Page 9 of The Price of Power
He arched a brow. “Do you want me to show you?”
“Right now?”
“Right this second.”
I blinked. “You want me to leave the hotel with you?” He couldn’t be serious.
But, of course, he was. “I do.”
A thrill ran through me—a whole body shiver from top to toe, and in that moment, I realized just how out of my depth I really was.
Sure, I’d flirted with men before, but nothing this intense. And definitely not with men like Gabriel.
What the hell was I saying? Even after just a few minutes of conversation, I was pretty damn sure there were no men like Gabriel.
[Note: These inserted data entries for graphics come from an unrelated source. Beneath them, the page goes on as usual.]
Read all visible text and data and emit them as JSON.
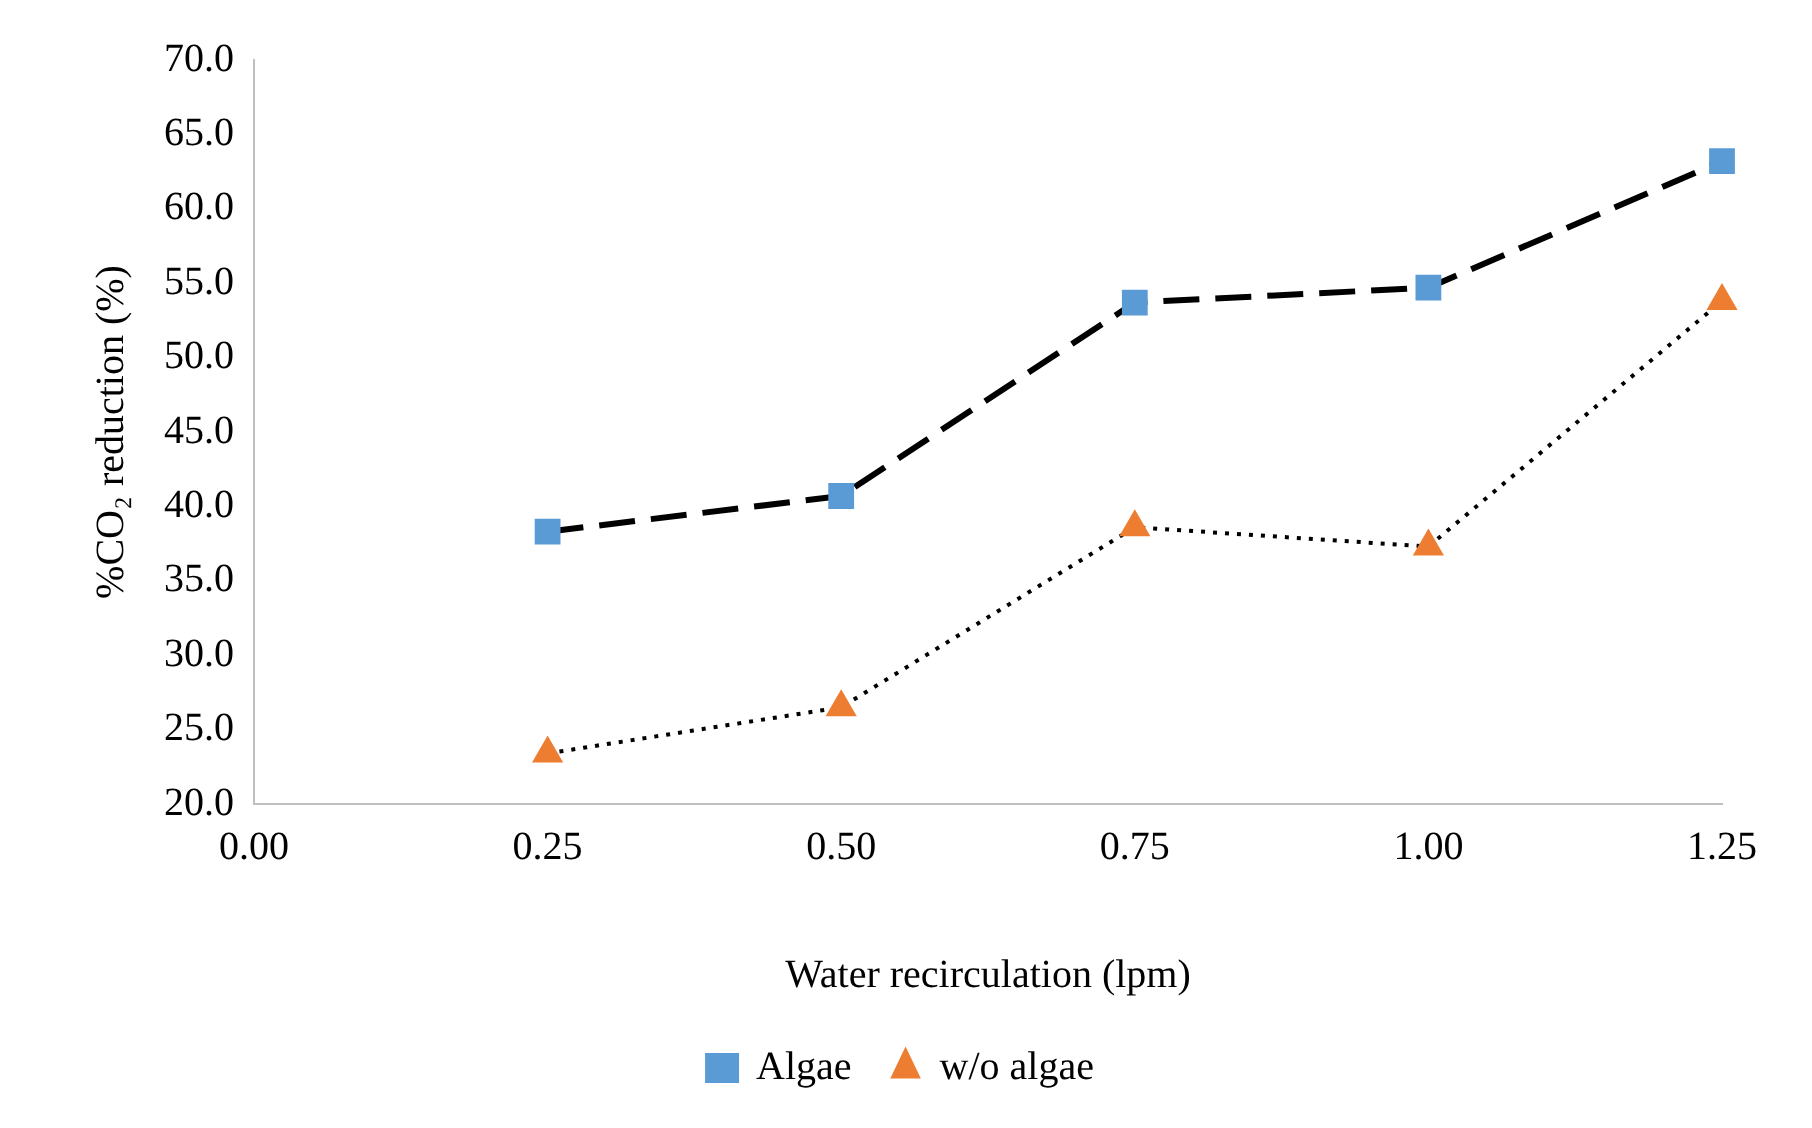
{
  "chart_data": {
    "type": "line",
    "xlabel": "Water recirculation (lpm)",
    "ylabel": "%CO₂ reduction (%)",
    "x": [
      0.25,
      0.5,
      0.75,
      1.0,
      1.25
    ],
    "series": [
      {
        "name": "Algae",
        "color": "#5b9bd5",
        "values": [
          38.3,
          40.7,
          53.7,
          54.7,
          63.2
        ],
        "marker": "square",
        "line_style": "dashed"
      },
      {
        "name": "w/o algae",
        "color": "#ed7d31",
        "values": [
          23.4,
          26.5,
          38.6,
          37.3,
          53.8
        ],
        "marker": "triangle",
        "line_style": "dotted"
      }
    ],
    "xlim": [
      0,
      1.25
    ],
    "xticks": [
      {
        "value": 0,
        "label": "0.00"
      },
      {
        "value": 0.25,
        "label": "0.25"
      },
      {
        "value": 0.5,
        "label": "0.50"
      },
      {
        "value": 0.75,
        "label": "0.75"
      },
      {
        "value": 1.0,
        "label": "1.00"
      },
      {
        "value": 1.25,
        "label": "1.25"
      }
    ],
    "ylim": [
      20,
      70
    ],
    "yticks": [
      {
        "value": 20,
        "label": "20.0"
      },
      {
        "value": 25,
        "label": "25.0"
      },
      {
        "value": 30,
        "label": "30.0"
      },
      {
        "value": 35,
        "label": "35.0"
      },
      {
        "value": 40,
        "label": "40.0"
      },
      {
        "value": 45,
        "label": "45.0"
      },
      {
        "value": 50,
        "label": "50.0"
      },
      {
        "value": 55,
        "label": "55.0"
      },
      {
        "value": 60,
        "label": "60.0"
      },
      {
        "value": 65,
        "label": "65.0"
      },
      {
        "value": 70,
        "label": "70.0"
      }
    ],
    "grid": false,
    "legend": "bottom"
  }
}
He was his own creature—singular in the world.
“I’m not sure that’s a good idea,” I said.
“Why not?”
“Because…Because my dinner is still coming.”
He quickly batted that pathetic excuse to the side. “Don’t worry. I’ll feed you and a hell of a lot better than some wilted salad.”
“Where would we go?”
“My brother just bought a nightclub not far from here.”
I shook my head. “I don’t dance.”
“You don’t have to,” he said. “It’s not that kind of club.”
It wasn’t? What other kinds were there?
“I still need to pay the bill,” I tried, grasping at straws.
This time, Gabriel didn’t answer with words. Instead, he pulled out the largest roll of cash I’d ever seen, peeled two hundreds off the top, and slapped them down on the table before arching a brow as if to say anything else?
One after the other, he’d knocked all my reservations down, until there was only one left. The only real one I had.
I let out a small, defeated sigh. “But I don’t know you.”
“I thought that was the point,” he said. “No ties. No responsibility. No consequences.”
A taste of real freedom. It was tempting. So very tempting.
Not that my rational, practical brain was about to give up that easy.
“Right, but how do I know you’re not a serial killer or something?”
“I guess that depends on what you mean by or something,” he said. “That’s vague enough to cover anything.”
That coaxed a smile out of me. There was no denying how charming he was.
Then again, that’s what they’d said about Ted Bundy.
“Fine.” I drew a deep breath, reading myself to put it in plainer terms. “If I leave here with you right now, how do I know that I won’t end up axe-murdered in your basement?”
“Because I don’t have a basement,” he answered with a straight face.